Guinée : les légalistes emprisonnés, les putschistes en liberté!

Une voiture brulée au beau milieu de la route lors d'une violente manifestation
Une voiture brulée au beau milieu de la route lors d'une violente manifestation

Sacré régime. Koundounoh et Sanoh, Bill de Sam et consorts tous emprisonnés pour un crime de lèse majesté: celui de défendre la constitution par le biais des dispositions de la même constitution qui stipule que tout Guinéen a le droit de manifester; voir article 10:

(Tous les citoyens ont le droit de manifestation et de cortège.

Le droit de pétition est reconnu à tout groupe de citoyens.

Tous les citoyens ont le droit de former des associations et des sociétés pour exercer collectivement leurs droits et leurs activités politiques, économiques, sociales ou culturelles. Tous les citoyens ont le droit de s’établir et de circuler sur le territoire de la République, d’y entrer et d’en sortir librement.)

On nous chante tous les jours que nous sommes en démocratie. Ne valait-il pas mieux de claironner que nous sommes en demon-cratie?

Chez nos voisins de la sous région , plus précisément au Niger de Issoufou , un ami de longue date de notre Prac national, on arrête tout promoteur de tripatouillage constitutionnel et on le juge.

Chez nous, c’est l’inverse.

Ce qui se passe en Guinée n’est rien que de la foutaise dans la dictature à tendance tyrannique. C’est le seul pays au monde où les cancres et les pyromanes ont la voix au chapitre. Le seul pays au monde où les ignorants trônent sur le reste du peuple avec la complicité de certains psoeudo intellectuels corrompus et criminels.

Cependant, suite à la manifestation du 14 octobre 2019, nous avons de quoi être fiers et contents pour le moment : le peuple a engrangé un énorme point, une victoire disons.

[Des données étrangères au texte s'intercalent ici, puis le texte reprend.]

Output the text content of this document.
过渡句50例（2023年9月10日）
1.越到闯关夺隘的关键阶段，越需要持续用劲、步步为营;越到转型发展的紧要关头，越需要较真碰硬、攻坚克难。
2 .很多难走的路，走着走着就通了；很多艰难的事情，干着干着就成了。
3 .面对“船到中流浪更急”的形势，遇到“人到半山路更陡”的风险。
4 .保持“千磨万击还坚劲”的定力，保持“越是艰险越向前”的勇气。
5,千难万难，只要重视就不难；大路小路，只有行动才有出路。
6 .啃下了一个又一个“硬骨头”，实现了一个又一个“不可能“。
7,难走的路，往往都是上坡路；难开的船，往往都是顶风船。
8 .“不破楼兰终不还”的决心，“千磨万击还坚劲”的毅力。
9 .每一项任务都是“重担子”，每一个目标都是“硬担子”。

Car si hier le Prac chantait par-ci que c’est le peuple de Guinée qui décide et argumentait par-là que le peuple est souverain, aujourd’hui, suite au message fort , à lui envoyé, le 14 octobre 2019, il a sorti le mot peuple de sa défensive fragile et fragilisée pour y mettre Dieu . Et comme Dieu est celui qui créa le peuple et l’orienta avec plus ou moins de raisonnement, ce même Dieu qui a sorti le peuple de la tête ou de la bouche du Prac, ne tardera d’en sortir lui aussi. L’espoir est permis et la victoire est proche.

Maintenant que la dictature a mangé Sanoh , koundounoh et Cie, il est l’heure de la restructuration du mouvement. Mettons des hommes déterminés pour la cause pour en assurer la brillante victoire si proche. L’heure est venue pour notre Monenembo International de prendre le relai ou disons de jouer un rôle de gros plan pour ne pas dire de premier plan. Que Foniké Mangué soit épaulé le plus vite. Que le reste du vide soit comblé . Parlons. Prenons la parole le plus souvent. Planifions des actions à chaque seconde . Ne reculons d’aucun iota. Assistons les familles de nos prisonniers et autres victimes. Nos morts, nos assassinés disais-je. Que ces dites familles ne manquent de rien sur les plans psychologique ( moral ) et matériel.

Faisons sortir d’autres Sanoh en pensant à nos juristes et autres avocats qui connaissent les rouages du système.

En attendant la victoire finale, que le pool d’avocats en charge du dossier interjette appel. Que nos assassinés qui sont aux cimetières ou dans les morgues, que nos blessés qui sont encore alités dans les hôpitaux ou dans les maisons , que nos prisonniers soient tous fiers de nous. Méritons leur confiance qui leur vaut tous ces sacrifices dignes de patriotes incontestables.

Rendez-vous le jeudi 24 octobre 2019 avec en tête de cortège les leaders du Front qui doivent refuser de rester chez eux pour se faire prendre en otage sous couleur de confinement ( à moins qu’ils ne s’y plaisent ) pour un message plus que solennel à l’endroit du Prac comme il en a encore besoin. Sa décision en dépendrait.

Unis et solidaires, nous vaincrons.

Boubacar Barry

Citoyen Guinéen pour la vraie démocratie.